In this group, median survival was not reached after four years, meaning more than half of patients were still alive at follow-up. By comparison, patients receiving non-biomarker-guided therapy had a median survival of 427 days (HR 0.52), while those receiving no systemic therapy had a median survival of 214 days (HR 0.37).
For patients who had already received one or more lines of systemic treatment, biomarker-informed therapy did not show a clear survival advantage.
Currently, WGS is often used as a late-stage diagnostic tool after other options have been exhausted.

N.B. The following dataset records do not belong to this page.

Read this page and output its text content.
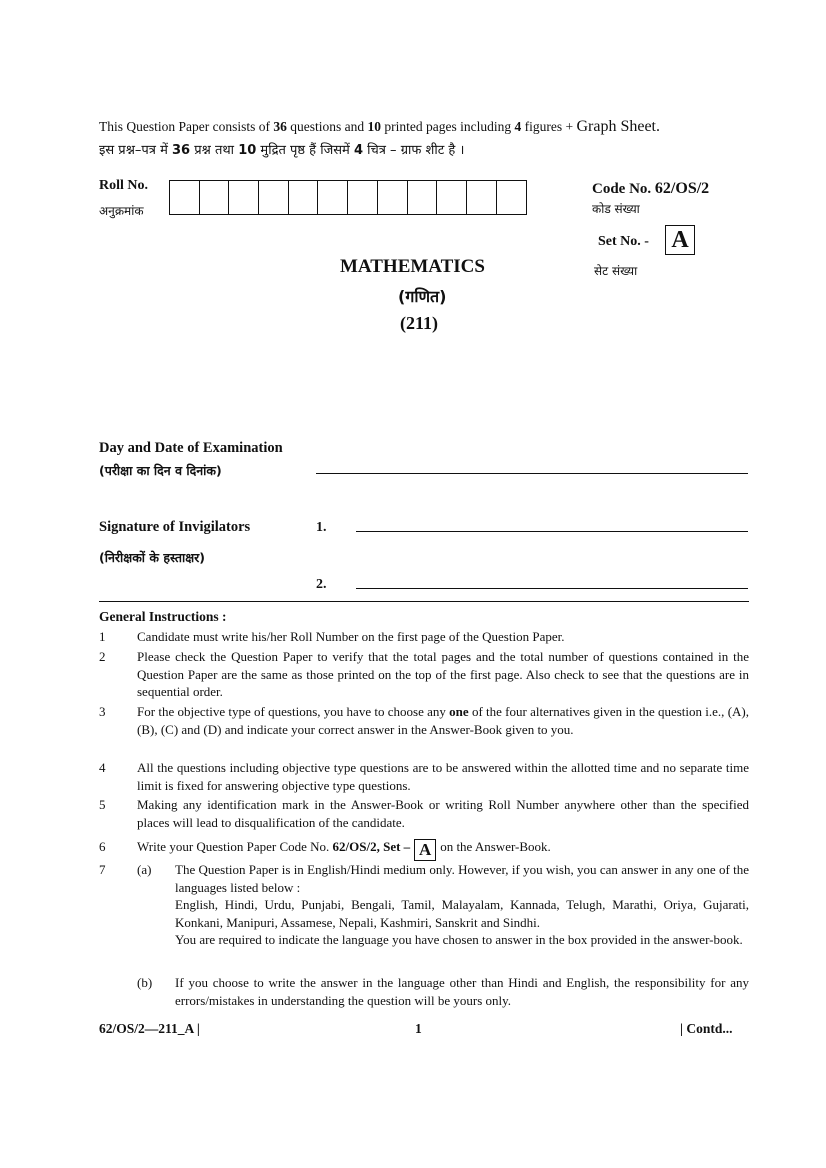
This Question Paper consists of 36 questions and 10 printed pages including 4 figures + Graph Sheet.
इस प्रश्न–पत्र में 36 प्रश्न तथा 10 मुद्रित पृष्ठ हैं जिसमें 4 चित्र – ग्राफ शीट है ।
Roll No.
अनुक्रमांक
Code No. 62/OS/2
कोड संख्या
Set No. - A
सेट संख्या
MATHEMATICS
(गणित)
(211)
Day and Date of Examination
(परीक्षा का दिन व दिनांक)
Signature of Invigilators
(निरीक्षकों के हस्ताक्षर)
1.
2.
General Instructions :
1	Candidate must write his/her Roll Number on the first page of the Question Paper.
2	Please check the Question Paper to verify that the total pages and the total number of questions contained in the Question Paper are the same as those printed on the top of the first page. Also check to see that the questions are in sequential order.
3	For the objective type of questions, you have to choose any one of the four alternatives given in the question i.e., (A), (B), (C) and (D) and indicate your correct answer in the Answer-Book given to you.
4	All the questions including objective type questions are to be answered within the allotted time and no separate time limit is fixed for answering objective type questions.
5	Making any identification mark in the Answer-Book or writing Roll Number anywhere other than the specified places will lead to disqualification of the candidate.
6	Write your Question Paper Code No. 62/OS/2, Set – A on the Answer-Book.
7	(a)	The Question Paper is in English/Hindi medium only. However, if you wish, you can answer in any one of the languages listed below :
English, Hindi, Urdu, Punjabi, Bengali, Tamil, Malayalam, Kannada, Telugh, Marathi, Oriya, Gujarati, Konkani, Manipuri, Assamese, Nepali, Kashmiri, Sanskrit and Sindhi.
You are required to indicate the language you have chosen to answer in the box provided in the answer-book.
(b)	If you choose to write the answer in the language other than Hindi and English, the responsibility for any errors/mistakes in understanding the question will be yours only.
62/OS/2—211_A |	1	| Contd...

“Positioning WGS earlier in the diagnostic pathway, rather than as a last-resort test, may improve outcomes,” the authors noted.

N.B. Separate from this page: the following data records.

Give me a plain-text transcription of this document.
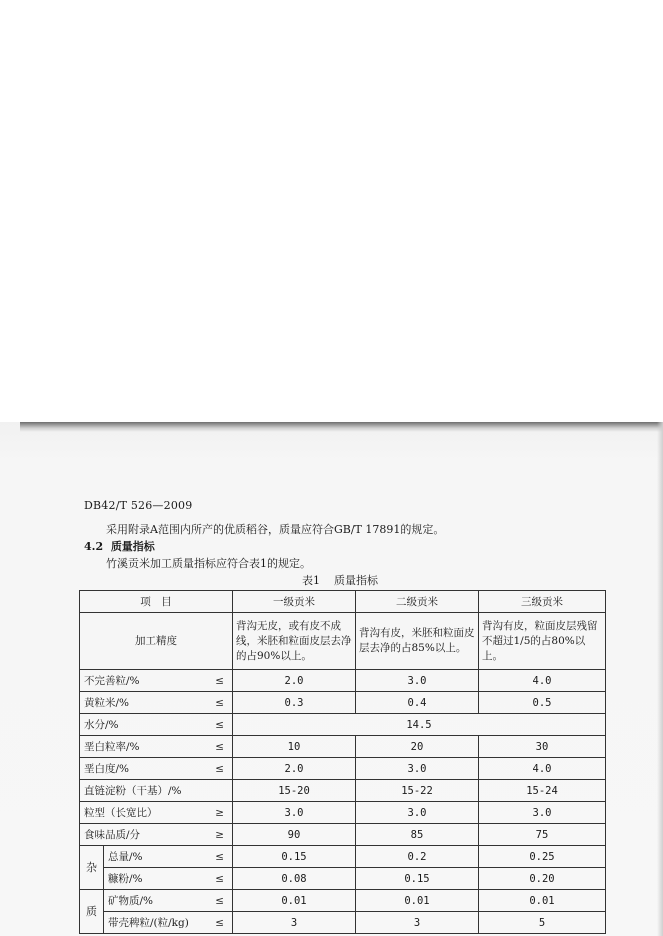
DB42/T 526—2009
采用附录A范围内所产的优质稻谷，质量应符合GB/T 17891的规定。
4.2 质量指标
竹溪贡米加工质量指标应符合表1的规定。
表1 质量指标
项　目			一级贡米	二级贡米	三级贡米
加工精度			背沟无皮，或有皮不成线，米胚和粒面皮层去净的占90%以上。	背沟有皮，米胚和粒面皮层去净的占85%以上。	背沟有皮，粒面皮层残留不超过1/5的占80%以上。
不完善粒/%		≤	2.0	3.0	4.0
黄粒米/%		≤	0.3	0.4	0.5
水分/%		≤	14.5		
垩白粒率/%		≤	10	20	30
垩白度/%		≤	2.0	3.0	4.0
直链淀粉（干基）/%			15-20	15-22	15-24
粒型（长宽比）		≥	3.0	3.0	3.0
食味品质/分		≥	90	85	75
杂	总量/%	≤	0.15	0.2	0.25
	糠粉/%	≤	0.08	0.15	0.20
质	矿物质/%	≤	0.01	0.01	0.01
	带壳稗粒/(粒/kg)	≤	3	3	5
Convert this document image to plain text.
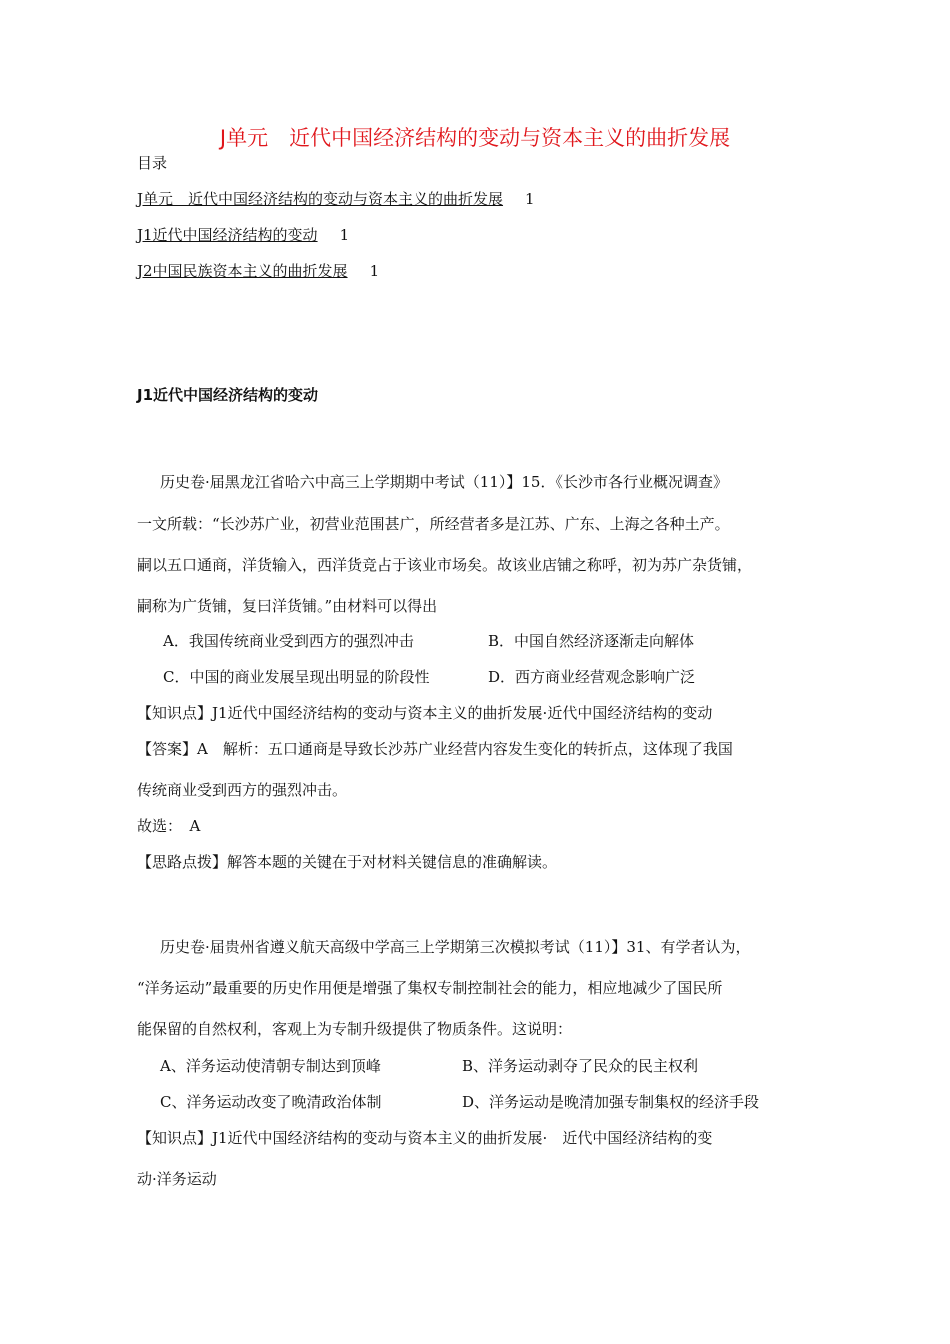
J单元　近代中国经济结构的变动与资本主义的曲折发展
目录
J单元　近代中国经济结构的变动与资本主义的曲折发展 1
J1近代中国经济结构的变动 1
J2中国民族资本主义的曲折发展 1
J1近代中国经济结构的变动
历史卷·届黑龙江省哈六中高三上学期期中考试（11）】15．《长沙市各行业概况调查》
一文所载：“长沙苏广业，初营业范围甚广，所经营者多是江苏、广东、上海之各种土产。
嗣以五口通商，洋货输入，西洋货竞占于该业市场矣。故该业店铺之称呼，初为苏广杂货铺，
嗣称为广货铺，复曰洋货铺。”由材料可以得出
A．我国传统商业受到西方的强烈冲击	B．中国自然经济逐渐走向解体
C．中国的商业发展呈现出明显的阶段性	D．西方商业经营观念影响广泛
【知识点】J1近代中国经济结构的变动与资本主义的曲折发展·近代中国经济结构的变动
【答案】A　解析：五口通商是导致长沙苏广业经营内容发生变化的转折点，这体现了我国
传统商业受到西方的强烈冲击。
故选：　A
【思路点拨】解答本题的关键在于对材料关键信息的准确解读。
历史卷·届贵州省遵义航天高级中学高三上学期第三次模拟考试（11）】31、有学者认为，
“洋务运动”最重要的历史作用便是增强了集权专制控制社会的能力，相应地减少了国民所
能保留的自然权利，客观上为专制升级提供了物质条件。这说明：
A、洋务运动使清朝专制达到顶峰	B、洋务运动剥夺了民众的民主权利
C、洋务运动改变了晚清政治体制	D、洋务运动是晚清加强专制集权的经济手段
【知识点】J1近代中国经济结构的变动与资本主义的曲折发展·　近代中国经济结构的变
动·洋务运动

WGS also demonstrated substantial value in cancers of unknown primary (CUP), a group that often presents significant diagnostic challenges.
Among 123 CUP patients, 63% received a definitive tumour-type diagnosis following WGS, 73% had at least one actionable biomarker identified and 68% of those with available treatment data went on to receive systemic therapy.
Notably, WGS contributed either to diagnosis or identification of funded treatment options in 67% of cases, highlighting its dual diagnostic and therapeutic role.
Even in patients with known primary tumours, WGS added diagnostic value. Tissue-of-origin prediction led to improved tumour subtyping in 3% of cases and complete diagnostic revision in 1%, with direct treatment implications.
Because WGS includes sequencing of both tumour and normal tissue, it also enabled detection of clinically relevant pathogenic germline variants (PGVs). These were identified in 6.5% of patients, with around half not previously detected through standard diagnostics. These findings could have important implications for genetic counselling and familial risk assessment.
The study highlighted key limitations of traditional and panel-based testing approaches. Sequential single-gene assays are constrained by tissue availability, cost and time, while even large NGS panels may miss complex genomic alterations or lag in incorporating new biomarkers.
By contrast, WGS captures the full spectrum of genomic alterations, including structural variants, gene fusions, homologous recombination deficiency and tumour mutational burden in a single assay.
The authors explained that this comprehensive approach not only improves current patient care but also generates valuable data for future research and drug development.
“Real-world evidence now confirms the clinical value of WGS,” authors concluded.